Mayoral Rule

The mayor's education plan is a bolt of leadership, but raises the same old question: Who's in charge of the Richmond schools?

When Richmond Mayor Dwight C. Jones met with the School Board last week to roll out his plan for $150 million in construction projects, it was another whiff of the fresh breeze that's cleared the air at City Hall since January.

Former Mayor L. Douglas Wilder's protracted attempts to wrest control from the School Board have long since dissipated, but amid all the newfound cooperation, the same nagging question remains: Who's calling the shots?

When Jones made his pitch Oct. 20, he was reviving in spirit Wilder's failed City of the Future plan. Jones' message was conciliatory, but it also laid quiet claim to the construction process — who actually builds the schools — which was once sharply contended.

“They were willing to man the rails to fight to keep Wilder from [assuming authority],” former School Board member Keith West says. “But what's different now?” He applauds the new level of cooperation, but says the School Board may be unwittingly accepting the back seat while Jones leads in transforming the city's school facilities.

West says Virginia law vests that authority in school boards: “If you read it literally, the school system builds the schools.”

Jones' presentation stressed working “toward the alignment of your priorities with those of the administration,” and asked the board to approve his revisions to its capital improvement plan by November.

What Jones subtly assumed was authority to oversee the construction projects.

“With input from RPS staff we have completed contracts with four design firms with combined responsibility for up to seven schools,” Jones told the board, apparently revealing that his administration had worked out the details with Superintendent Yvonne Brandon and was also pushing ahead with contract awards for those projects.

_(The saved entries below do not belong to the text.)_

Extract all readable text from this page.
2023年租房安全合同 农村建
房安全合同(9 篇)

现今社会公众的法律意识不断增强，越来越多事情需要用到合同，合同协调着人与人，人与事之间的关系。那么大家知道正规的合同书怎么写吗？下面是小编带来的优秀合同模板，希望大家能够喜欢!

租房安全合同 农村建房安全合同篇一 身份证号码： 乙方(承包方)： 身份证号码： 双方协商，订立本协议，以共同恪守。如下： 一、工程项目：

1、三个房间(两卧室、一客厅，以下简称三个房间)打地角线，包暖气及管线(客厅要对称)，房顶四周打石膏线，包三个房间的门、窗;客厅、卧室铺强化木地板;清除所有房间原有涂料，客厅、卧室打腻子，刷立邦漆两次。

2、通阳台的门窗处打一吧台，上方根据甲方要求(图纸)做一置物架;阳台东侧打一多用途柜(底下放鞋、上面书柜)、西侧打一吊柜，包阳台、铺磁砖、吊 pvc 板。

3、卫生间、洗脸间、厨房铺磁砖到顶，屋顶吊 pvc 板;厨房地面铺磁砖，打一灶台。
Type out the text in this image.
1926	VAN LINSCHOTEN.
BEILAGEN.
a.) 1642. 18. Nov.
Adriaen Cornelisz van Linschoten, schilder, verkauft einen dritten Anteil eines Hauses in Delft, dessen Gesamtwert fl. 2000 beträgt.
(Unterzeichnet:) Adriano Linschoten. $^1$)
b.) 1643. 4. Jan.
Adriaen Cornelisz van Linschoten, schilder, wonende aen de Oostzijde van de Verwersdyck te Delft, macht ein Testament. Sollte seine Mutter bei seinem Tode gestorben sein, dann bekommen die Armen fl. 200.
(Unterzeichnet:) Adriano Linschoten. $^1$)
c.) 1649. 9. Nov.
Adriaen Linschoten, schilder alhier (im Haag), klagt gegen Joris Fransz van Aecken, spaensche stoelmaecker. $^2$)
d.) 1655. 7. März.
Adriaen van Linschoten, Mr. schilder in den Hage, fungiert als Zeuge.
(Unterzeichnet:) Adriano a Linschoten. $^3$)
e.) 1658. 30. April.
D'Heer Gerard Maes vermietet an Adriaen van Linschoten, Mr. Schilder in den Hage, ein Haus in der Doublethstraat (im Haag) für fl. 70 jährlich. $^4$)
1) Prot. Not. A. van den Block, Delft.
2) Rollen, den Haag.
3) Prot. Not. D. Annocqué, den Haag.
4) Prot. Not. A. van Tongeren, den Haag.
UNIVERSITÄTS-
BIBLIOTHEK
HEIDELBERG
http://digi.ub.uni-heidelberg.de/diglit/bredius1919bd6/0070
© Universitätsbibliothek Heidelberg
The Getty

It's a finer point within the larger process, but this authority was addressed in 2007 by a U.S. 4th District Court of Appeals ruling. In that case, in which Wilder and the city sought to avoid paying for Americans with Disabilities Act-required school renovations, the court said that schools rule:

“The City of Richmond has no power to make physical changes to school buildings or control the day-to-day operation of local school buildings and their services and programs. … The exclusive right to determine how appropriated funds shall be spent is in the discretion of the school board.”

That ruling repeats state law, West says.

“If the city can build the schools that the school system wants, then I don't see any problem with it,” he says. “But it should be clear that the school system has the ultimate responsibility.”

John Gerner, a former Wilder adviser on schools, applauds Jones' renewed commitment to school construction. “It's appropriate for the mayor to suggest what he would like to have built in the future,” Gerner says, but “I think the key is that it's advice.”

Despite the seemingly obscure point of law at the heart of Jones' minipower grab, there may be a broader context to what the incident highlights.

“It's a complicated arrangement,” says John Moeser, a senior fellow at University of Richmond's Bonner Center for Civic Engagement. He sees the inadequacy of the state's elected school board law, which provides no taxing authority — and thus only limited autonomy.

Nonetheless, Moeser's pleased to see the board and the mayor getting along. “As long as you've got people who are working well together, these kinds of institutional complications can be surmounted,” he says, but “where it can get complicated is when the schools make any kind of decision, the fact that they don't control the purse strings … leaves the public confused about who to hold accountable.”